Over the next few weeks, the unveiling of new budget forecasts,
as well as President Bush's budget proposal, will be followed by
predictable, sky-is-falling coverage of the "record budget
deficits" that threaten to force up interest rates and devastate
the economy. Many people will say that only tax increases can avert
Don't believe them.
America's debt burden is actually below the post-World War II average. In fact, it's lower than at any time during the high-flying 1990s.
The misunderstanding flows from the obsessive focus on the budget deficit, which is not the proper measure of the debt burden.
Here's why: Suppose a family borrows $5,000 this year. Are they carrying too much debt? Answering that question requires knowing how much debt the family is already carrying. If they owe $95,000 from previous borrowing, then the additional $5,000 is less affordable than if the family had no prior debt.
It also requires knowing the family's income. A debt of $100,000 is easily manageable for Bill Gates, but not for many lower-income families.
The proper way to measure the impact of borrowing is to consider the total debt as a percentage of income. Banks use this "debt ratio" to determine how large of a loan families and business can afford.

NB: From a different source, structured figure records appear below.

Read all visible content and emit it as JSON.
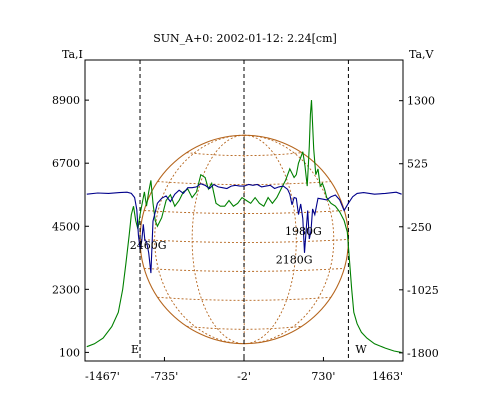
{
  "chart_data": {
    "type": "line",
    "title": "SUN_A+0: 2002-01-12: 2.24[cm]",
    "left_axis": {
      "label": "Ta,I",
      "ticks": [
        100,
        2300,
        4500,
        6700,
        8900
      ],
      "ylim": [
        -200,
        10300
      ]
    },
    "right_axis": {
      "label": "Ta,V",
      "ticks": [
        "1300",
        "525",
        "-250",
        "-1025",
        "-1800"
      ],
      "tick_values": [
        1300,
        525,
        -250,
        -1025,
        -1800
      ],
      "ylim": [
        -1900,
        1800
      ]
    },
    "x_axis": {
      "ticks": [
        "-1467'",
        "-735'",
        "-2'",
        "730'",
        "1463'"
      ],
      "tick_values": [
        -1467,
        -735,
        -2,
        730,
        1463
      ],
      "xlim": [
        -1467,
        1463
      ]
    },
    "vertical_markers": [
      {
        "x": -960,
        "label": "E"
      },
      {
        "x": -2,
        "label": ""
      },
      {
        "x": 960,
        "label": "W"
      }
    ],
    "solar_disk": {
      "radius": 960,
      "center_y": 4040
    },
    "annotations": [
      {
        "text": "2460G",
        "x": -885,
        "y": 3700
      },
      {
        "text": "1980G",
        "x": 545,
        "y": 4200
      },
      {
        "text": "2180G",
        "x": 460,
        "y": 3200
      }
    ],
    "series": [
      {
        "axis": "left",
        "color": "#008000",
        "x": [
          -1450,
          -1380,
          -1300,
          -1220,
          -1160,
          -1120,
          -1090,
          -1060,
          -1040,
          -1020,
          -1000,
          -980,
          -960,
          -940,
          -920,
          -900,
          -880,
          -860,
          -840,
          -820,
          -800,
          -760,
          -720,
          -680,
          -640,
          -600,
          -560,
          -520,
          -480,
          -440,
          -400,
          -360,
          -330,
          -300,
          -260,
          -220,
          -180,
          -140,
          -100,
          -60,
          -20,
          20,
          60,
          100,
          140,
          180,
          220,
          260,
          300,
          340,
          380,
          420,
          460,
          480,
          500,
          520,
          540,
          560,
          580,
          590,
          600,
          610,
          620,
          640,
          660,
          680,
          700,
          720,
          740,
          760,
          800,
          840,
          880,
          920,
          950,
          970,
          990,
          1010,
          1040,
          1080,
          1130,
          1200,
          1300,
          1380,
          1450
        ],
        "y": [
          300,
          400,
          600,
          1000,
          1500,
          2300,
          3200,
          4200,
          4900,
          5200,
          4700,
          4400,
          4900,
          5300,
          5700,
          5200,
          5700,
          6100,
          5300,
          4700,
          4500,
          4800,
          5400,
          5600,
          5200,
          5400,
          5700,
          5800,
          5500,
          5700,
          6300,
          6200,
          5800,
          6000,
          5300,
          5200,
          5200,
          5400,
          5200,
          5300,
          5500,
          5400,
          5300,
          5500,
          5300,
          5200,
          5500,
          5300,
          5500,
          5800,
          6100,
          6500,
          6200,
          6300,
          6700,
          6900,
          7100,
          6600,
          5900,
          6600,
          7300,
          8400,
          8900,
          7200,
          6300,
          6500,
          5900,
          6000,
          5800,
          5500,
          5300,
          5200,
          5000,
          4700,
          4300,
          3300,
          2300,
          1500,
          1100,
          800,
          600,
          400,
          250,
          150,
          100
        ]
      },
      {
        "axis": "right",
        "color": "#00008b",
        "x": [
          -1450,
          -1350,
          -1250,
          -1150,
          -1080,
          -1040,
          -1010,
          -990,
          -975,
          -960,
          -945,
          -930,
          -915,
          -900,
          -880,
          -860,
          -840,
          -800,
          -760,
          -720,
          -680,
          -640,
          -600,
          -560,
          -520,
          -480,
          -440,
          -400,
          -360,
          -320,
          -280,
          -240,
          -200,
          -160,
          -120,
          -80,
          -40,
          0,
          40,
          80,
          120,
          160,
          200,
          240,
          280,
          320,
          360,
          400,
          420,
          440,
          460,
          480,
          500,
          520,
          540,
          555,
          570,
          585,
          600,
          615,
          630,
          650,
          680,
          720,
          760,
          800,
          840,
          880,
          920,
          960,
          1000,
          1040,
          1100,
          1200,
          1300,
          1400,
          1450
        ],
        "y": [
          150,
          165,
          160,
          170,
          175,
          160,
          110,
          -40,
          -350,
          -520,
          -430,
          -220,
          -420,
          -430,
          -570,
          -820,
          -180,
          40,
          100,
          130,
          60,
          150,
          200,
          160,
          230,
          230,
          240,
          280,
          260,
          220,
          270,
          240,
          230,
          220,
          250,
          260,
          250,
          250,
          270,
          260,
          270,
          240,
          250,
          260,
          220,
          240,
          250,
          210,
          150,
          20,
          110,
          100,
          -100,
          30,
          -150,
          -570,
          -300,
          -50,
          -400,
          -300,
          -30,
          -100,
          100,
          90,
          80,
          120,
          140,
          80,
          -50,
          40,
          120,
          160,
          170,
          150,
          160,
          175,
          150
        ]
      }
    ]
  }
}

The same common sense applies to measuring the federal government's finances. Last year's $413 billion budget deficit says no more about Washington's debt burden than the $5,000 loan says about a family's debt burden.
A better measure is the federal government's debt ratio, calculated as the total federal publicly held debt as a percentage of America's annual income (the gross domestic product).
The current debt ratio -- 38 percent -- is actually below the post-World War II average of 43 percent. America's debt burden is low by historical standards.
Heavy borrowing during World War II pushed the debt ratio up from 40 percent to 109 percent. Since then, it has typically ranged between 25 percent and 50 percent.
The plummeting post-war debt ratio is no mystery: Economic growth has dwarfed the amount of new debt. Since 1946, inflation-adjusted federal debt has grown by 84 percent, while the economy has surged 429 percent. Just like a family with rising income can afford to buy a more expensive home and take on more mortgage debt, the growing American economy has been able to easily absorb its modest new debt.
This is especially true since 1994, a period in which the economy has grown six times as fast as the federal debt. This kept the 2004 debt ratio lower than it was at any point in the 1990s. So it's not surprising that recent budget deficits haven't raised interest rates or devastated the economy.
Even an increasing debt ratio may not significantly raise interest rates. Theoretically, government borrowing raises interest rates because it leaves less money for individuals and businesses to borrow, which in turn forces up the price of money (the interest rate). However, Americans are no longer limited to borrowing from America's savings pool. They can access a global financial system that is so large and integrated -- trillions of dollars move around the globe each day -- that it can easily absorb the federal government's borrowing without triggering a substantial increase in interest rates.
Harvard economist Robert Barro studied 12 industrialized economies and found that for interest rates to rise by 1 percent, the debt ratio would need to increase by 10 percentage points in each of the 12 countries. And even those small movements are usually overwhelmed by larger trends affecting real interest rates, such as economic growth and expectations of future inflation.
This isn't to say federal debt is harmless. Interest costs taxpayers approximately $160 billion annually. Like anyone else, government should borrow only when the benefits outweigh the cost.
To the extent that federal debt is burdensome, it is a spending problem. Federal revenues have grown substantially over the years, yet lawmakers haven't shown the fiscal responsibility necessary to control spending.
The best way to reduce the debt burden over time, though, is to streamline wasteful federal spending. Specifically, reforming Social Security and Medicare can save trillions of dollars that would otherwise drive the debt ratio to painful levels.
By contrast, raising taxes wouldn't reduce the debt burden at all. Although the debt may shrink, tax increases would likely reduce long-term economic growth even more, leaving the debt ratio no better.
Rather than obsess over annual budget deficits, lawmakers should focus on reducing the debt ratio by streamlining spending and enacting pro-growth tax policies that can keep America's debt affordable.
Brian Riedl is Grover M. Hermann Fellow in Federal Budgetary Affairs in the Thomas A. Roe Institute for Economic Policy Studies at The Heritage Foundation.